Channel that anger

Students need to turn their frustration into action

Last Thursday (March 4), some 2,000 college and university students and teachers converged on the State Capitol in Sacramento, while thousands more gathered on their campuses up and down the state. The predominant mood was anger.

The students were angry about the skyrocketing fees at the state’s public colleges and universities. But they were angry as well at what they saw as the demise of one of the world’s greatest education systems, and the stealing of a generation’s hopes for a better life.

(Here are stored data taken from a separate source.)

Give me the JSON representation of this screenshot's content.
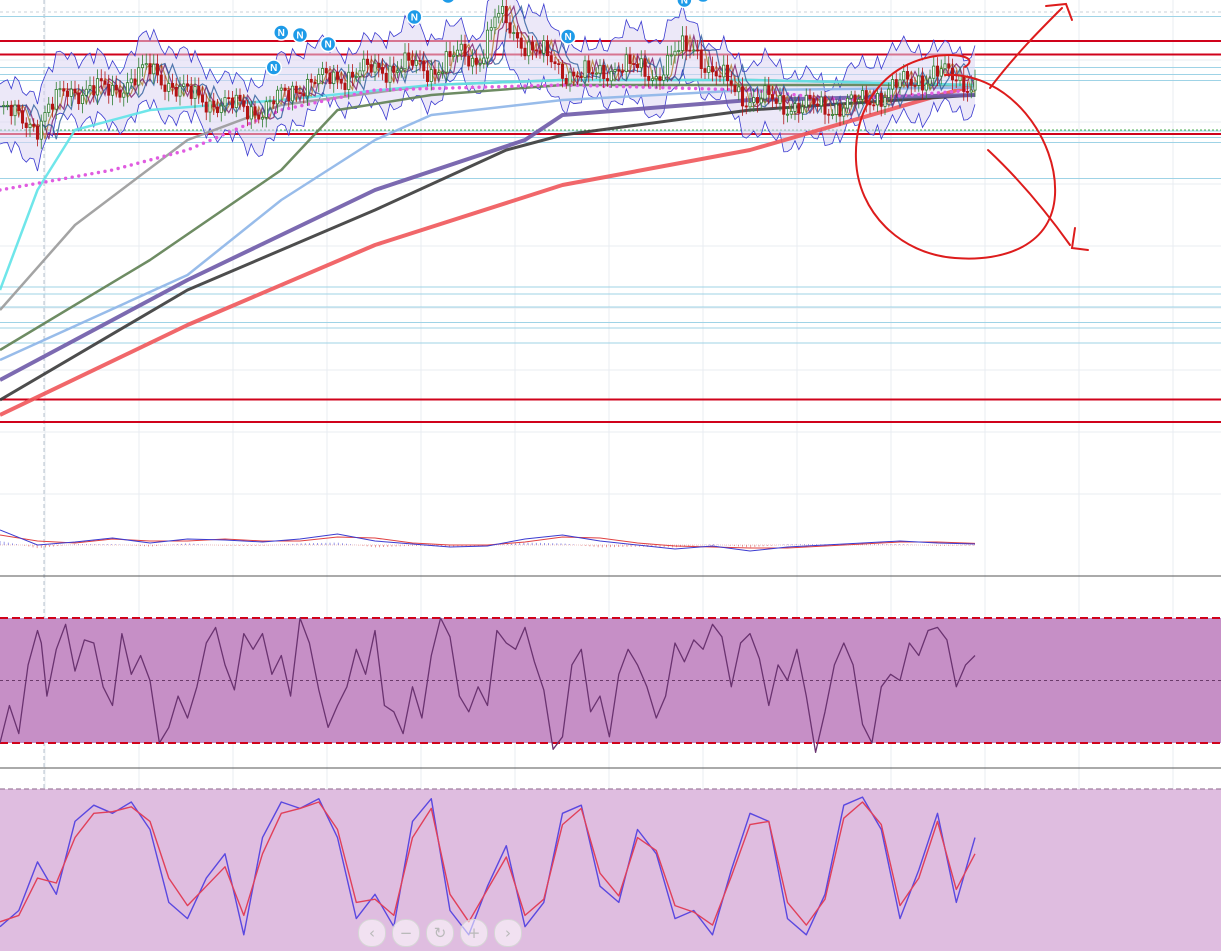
{
  "colors": {
    "background": "#ffffff",
    "grid": "#e8ecf2",
    "hline_red": "#d0021b",
    "hline_blue": "#9fd3e6",
    "ma_red": "#f0575a",
    "ma_dark": "#3a3a3a",
    "ma_purple": "#6e5aa8",
    "ma_lightblue": "#8db5e8",
    "ma_green": "#5e7f52",
    "ma_gray": "#9a9a9a",
    "ma_cyan": "#5fe3e8",
    "ma_magenta_dots": "#e05ce0",
    "bb_band": "#3b3bd0",
    "bb_fill": "#dcd6f2",
    "candle_up": "#2f7d2f",
    "candle_down": "#b31515",
    "news_badge": "#1e9be8",
    "macd_line": "#3b3bd0",
    "macd_signal": "#e04040",
    "rsi_line": "#6a3370",
    "rsi_band_fill": "#c68fc6",
    "rsi_band_border": "#d0021b",
    "stoch_k": "#5a48e0",
    "stoch_d": "#e0405a",
    "stoch_fill": "#dfbde0",
    "annotation": "#dd1c1c"
  },
  "news_badge_label": "N",
  "nav_controls": [
    {
      "name": "scroll-left-button",
      "icon": "chevron-left-icon",
      "glyph": "‹"
    },
    {
      "name": "zoom-out-button",
      "icon": "minus-icon",
      "glyph": "−"
    },
    {
      "name": "reset-chart-button",
      "icon": "reset-icon",
      "glyph": "↻"
    },
    {
      "name": "zoom-in-button",
      "icon": "plus-icon",
      "glyph": "+"
    },
    {
      "name": "scroll-right-button",
      "icon": "chevron-right-icon",
      "glyph": "›"
    }
  ],
  "chart_data": [
    {
      "type": "candlestick",
      "panel": "price",
      "title": "",
      "xlabel": "",
      "ylabel": "",
      "ylim": [
        0,
        100
      ],
      "grid": true,
      "legend": "none",
      "note": "",
      "horizontal_levels_red": [
        91.8,
        89.1,
        73.2,
        20.1,
        15.6
      ],
      "horizontal_levels_blue": [
        96.7,
        86.5,
        85.1,
        83.9,
        73.8,
        72.5,
        71.5,
        64.3,
        42.6,
        41.2,
        38.6,
        35.5,
        34.4,
        31.4
      ],
      "price_anchors": {
        "x": [
          0,
          20,
          35,
          60,
          80,
          100,
          120,
          140,
          160,
          185,
          200,
          215,
          230,
          245,
          255,
          265,
          275,
          285,
          300,
          315,
          330,
          340,
          350,
          360,
          370,
          380,
          390,
          400,
          410,
          420,
          440,
          460,
          480,
          500,
          520
        ],
        "y": [
          78,
          75,
          82,
          82,
          86,
          81,
          79,
          78,
          83,
          85,
          86,
          87,
          86,
          89,
          88,
          97,
          93,
          90,
          86,
          84.5,
          87,
          86,
          85,
          89,
          91,
          85,
          83,
          80,
          80,
          79,
          78.5,
          79.5,
          83,
          85.5,
          83
        ]
      },
      "news_markers_x": [
        146,
        160,
        150,
        175,
        221,
        239,
        303,
        365,
        375
      ],
      "moving_averages": [
        {
          "color_key": "ma_red",
          "x": [
            0,
            100,
            200,
            300,
            400,
            520
          ],
          "y": [
            17,
            35,
            51,
            63,
            70,
            83
          ]
        },
        {
          "color_key": "ma_dark",
          "x": [
            0,
            100,
            200,
            270,
            300,
            400,
            520
          ],
          "y": [
            20,
            42,
            58,
            70,
            73,
            78,
            81
          ]
        },
        {
          "color_key": "ma_purple",
          "x": [
            0,
            100,
            200,
            280,
            300,
            400,
            520
          ],
          "y": [
            24,
            44,
            62,
            72,
            77,
            80,
            81
          ]
        },
        {
          "color_key": "ma_lightblue",
          "x": [
            0,
            100,
            150,
            200,
            230,
            300,
            400,
            520
          ],
          "y": [
            28,
            45,
            60,
            72,
            77,
            80,
            82,
            82.5
          ]
        },
        {
          "color_key": "ma_green",
          "x": [
            0,
            80,
            150,
            180,
            230,
            300,
            400,
            520
          ],
          "y": [
            30,
            48,
            66,
            78,
            81,
            83,
            83,
            83
          ]
        },
        {
          "color_key": "ma_gray",
          "x": [
            0,
            40,
            100,
            150,
            230,
            300,
            400,
            520
          ],
          "y": [
            38,
            55,
            72,
            79,
            83,
            84,
            84,
            83
          ]
        },
        {
          "color_key": "ma_cyan",
          "x": [
            0,
            20,
            40,
            80,
            150,
            230,
            300,
            400,
            520
          ],
          "y": [
            42,
            62,
            74,
            78,
            80,
            83,
            84,
            84,
            83
          ]
        }
      ],
      "magenta_dots": {
        "x": [
          0,
          60,
          100,
          150,
          200,
          300,
          400,
          450,
          520
        ],
        "y": [
          62,
          66,
          70,
          78,
          82,
          83,
          82,
          80,
          82
        ]
      },
      "annotations": [
        {
          "kind": "circle",
          "label": ""
        },
        {
          "kind": "arrow-up",
          "label": ""
        },
        {
          "kind": "arrow-down",
          "label": ""
        }
      ]
    },
    {
      "type": "line",
      "panel": "macd",
      "title": "",
      "xlabel": "",
      "ylabel": "",
      "ylim": [
        -1,
        1
      ],
      "grid": true,
      "legend": "none",
      "series_macd": {
        "x": [
          0,
          20,
          40,
          60,
          80,
          100,
          120,
          140,
          160,
          180,
          200,
          220,
          240,
          260,
          280,
          300,
          320,
          340,
          360,
          380,
          400,
          420,
          440,
          460,
          480,
          500,
          520
        ],
        "y": [
          0.75,
          0.0,
          0.15,
          0.35,
          0.1,
          0.3,
          0.25,
          0.15,
          0.3,
          0.55,
          0.2,
          0.05,
          -0.1,
          -0.05,
          0.3,
          0.5,
          0.2,
          0.0,
          -0.2,
          -0.05,
          -0.3,
          -0.1,
          0.0,
          0.1,
          0.2,
          0.1,
          0.05
        ]
      },
      "series_signal": {
        "x": [
          0,
          20,
          40,
          60,
          80,
          100,
          120,
          140,
          160,
          180,
          200,
          220,
          240,
          260,
          280,
          300,
          320,
          340,
          360,
          380,
          400,
          420,
          440,
          460,
          480,
          500,
          520
        ],
        "y": [
          0.5,
          0.2,
          0.1,
          0.3,
          0.2,
          0.2,
          0.3,
          0.2,
          0.2,
          0.4,
          0.35,
          0.1,
          0.0,
          0.0,
          0.15,
          0.4,
          0.35,
          0.1,
          -0.05,
          -0.1,
          -0.15,
          -0.15,
          -0.05,
          0.05,
          0.15,
          0.15,
          0.08
        ]
      }
    },
    {
      "type": "line",
      "panel": "rsi",
      "title": "",
      "xlabel": "",
      "ylabel": "",
      "ylim": [
        0,
        100
      ],
      "band": [
        30,
        70
      ],
      "midline": 50,
      "grid": false,
      "legend": "none",
      "series": [
        {
          "x": [
            0,
            5,
            10,
            15,
            20,
            22,
            25,
            30,
            35,
            40,
            45,
            50,
            55,
            60,
            65,
            70,
            75,
            80,
            85,
            90,
            95,
            100,
            105,
            110,
            115,
            120,
            125,
            130,
            135,
            140,
            145,
            150,
            155,
            160,
            165,
            170,
            175,
            180,
            185,
            190,
            195,
            200,
            205,
            210,
            215,
            220,
            225,
            230,
            235,
            240,
            245,
            250,
            255,
            260,
            265,
            270,
            275,
            280,
            285,
            290,
            295,
            300,
            305,
            310,
            315,
            320,
            325,
            330,
            335,
            340,
            345,
            350,
            355,
            360,
            365,
            370,
            375,
            380,
            385,
            390,
            395,
            400,
            405,
            410,
            415,
            420,
            425,
            430,
            435,
            440,
            445,
            450,
            455,
            460,
            465,
            470,
            475,
            480,
            485,
            490,
            495,
            500,
            505,
            510,
            515,
            520
          ],
          "y": [
            30,
            42,
            33,
            55,
            66,
            62,
            45,
            60,
            68,
            53,
            63,
            62,
            48,
            42,
            65,
            52,
            58,
            50,
            30,
            35,
            45,
            38,
            48,
            62,
            67,
            55,
            47,
            65,
            60,
            65,
            52,
            58,
            45,
            70,
            62,
            47,
            35,
            42,
            48,
            60,
            52,
            66,
            42,
            40,
            33,
            48,
            38,
            58,
            70,
            64,
            45,
            40,
            48,
            42,
            66,
            62,
            60,
            67,
            56,
            47,
            28,
            32,
            55,
            60,
            40,
            45,
            32,
            52,
            60,
            55,
            48,
            38,
            45,
            62,
            56,
            63,
            60,
            68,
            64,
            48,
            62,
            65,
            57,
            42,
            55,
            50,
            60,
            45,
            27,
            40,
            55,
            62,
            55,
            36,
            30,
            48,
            52,
            50,
            62,
            58,
            66,
            67,
            63,
            48,
            55,
            58
          ]
        }
      ]
    },
    {
      "type": "line",
      "panel": "stochastic",
      "title": "",
      "xlabel": "",
      "ylabel": "",
      "ylim": [
        0,
        100
      ],
      "band": [
        20,
        80
      ],
      "grid": false,
      "legend": "none",
      "series": [
        {
          "x": [
            0,
            10,
            20,
            30,
            40,
            50,
            60,
            70,
            80,
            90,
            100,
            110,
            120,
            130,
            140,
            150,
            160,
            170,
            180,
            190,
            200,
            210,
            220,
            230,
            240,
            250,
            260,
            270,
            280,
            290,
            300,
            310,
            320,
            330,
            340,
            350,
            360,
            370,
            380,
            390,
            400,
            410,
            420,
            430,
            440,
            450,
            460,
            470,
            480,
            490,
            500,
            510,
            520
          ],
          "y": [
            15,
            25,
            55,
            35,
            80,
            90,
            85,
            92,
            75,
            30,
            20,
            45,
            60,
            10,
            70,
            92,
            88,
            94,
            70,
            20,
            35,
            15,
            80,
            94,
            25,
            10,
            40,
            65,
            15,
            30,
            85,
            90,
            40,
            30,
            75,
            60,
            20,
            25,
            10,
            50,
            85,
            80,
            20,
            10,
            35,
            90,
            95,
            75,
            20,
            50,
            85,
            30,
            70
          ]
        },
        {
          "x": [
            0,
            10,
            20,
            30,
            40,
            50,
            60,
            70,
            80,
            90,
            100,
            110,
            120,
            130,
            140,
            150,
            160,
            170,
            180,
            190,
            200,
            210,
            220,
            230,
            240,
            250,
            260,
            270,
            280,
            290,
            300,
            310,
            320,
            330,
            340,
            350,
            360,
            370,
            380,
            390,
            400,
            410,
            420,
            430,
            440,
            450,
            460,
            470,
            480,
            490,
            500,
            510,
            520
          ],
          "y": [
            18,
            22,
            45,
            42,
            70,
            85,
            86,
            89,
            80,
            45,
            28,
            40,
            52,
            22,
            60,
            85,
            88,
            92,
            75,
            30,
            32,
            22,
            70,
            88,
            35,
            18,
            38,
            58,
            22,
            32,
            78,
            88,
            48,
            34,
            70,
            62,
            28,
            24,
            16,
            46,
            78,
            80,
            30,
            16,
            32,
            82,
            92,
            78,
            28,
            45,
            80,
            38,
            60
          ]
        }
      ]
    }
  ]
}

They understand too that California’s higher-education system is its greatest social treasure, and that without good public colleges and universities the state will struggle to create and keep the kinds of jobs that will power its economic recovery. In Chico this week, on Wednesday (March 10), students again gathered to protest the dismantling of a great public education system, and one could see the beginnings of a movement.

The question now is: How can this anger be channeled into action? How can this frustration and disappointment be used in a positive manner?

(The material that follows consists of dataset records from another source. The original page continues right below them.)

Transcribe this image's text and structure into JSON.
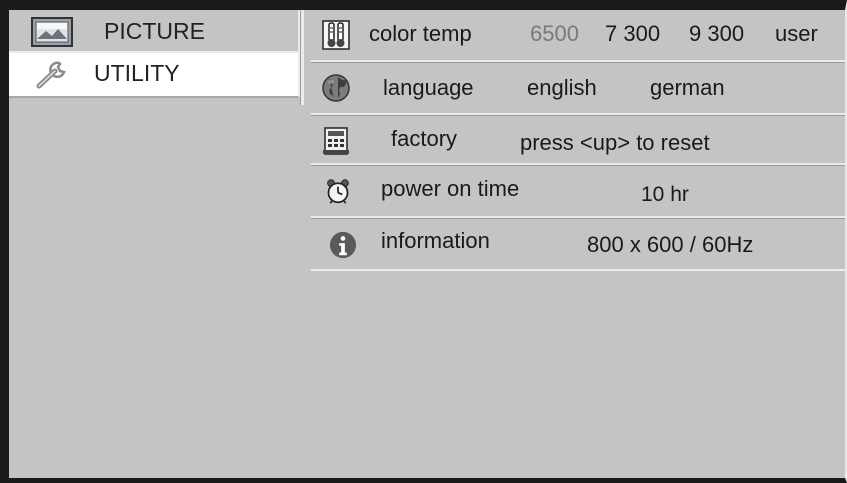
{
  "menu": {
    "items": [
      {
        "label": "PICTURE",
        "icon": "picture-icon"
      },
      {
        "label": "UTILITY",
        "icon": "wrench-icon",
        "selected": true
      }
    ]
  },
  "utility": {
    "color_temp": {
      "label": "color temp",
      "icon": "thermometer-icon",
      "options": [
        "6500",
        "7 300",
        "9 300",
        "user"
      ],
      "dimmed": "6500"
    },
    "language": {
      "label": "language",
      "icon": "globe-icon",
      "options": [
        "english",
        "german"
      ]
    },
    "factory": {
      "label": "factory",
      "icon": "factory-icon",
      "value": "press <up> to reset"
    },
    "power_on_time": {
      "label": "power on time",
      "icon": "clock-icon",
      "value": "10 hr"
    },
    "information": {
      "label": "information",
      "icon": "info-icon",
      "value": "800 x 600 / 60Hz"
    }
  },
  "colors": {
    "background": "#c4c4c4",
    "selected": "#ffffff",
    "border": "#1a1a1a"
  }
}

One place to begin is with AB 656, a bill by Assemblyman Alberto Torrico (D-Newark) that would institute a fee on the oil and natural gas extracted in California and use the $2 billion generated to help fund higher education. Other oil-producing states—Texas, Louisiana and Alaska—have such fees; why not California?

But it won’t happen if students don’t push for it, and push hard. Gov. Schwarzenegger and the Republican minority in the Legislature are adamant in their opposition to taxes, no matter how reasonable they might be, and only a massive show of resolution will change their minds. Students, this is your chance to make history. Grab it.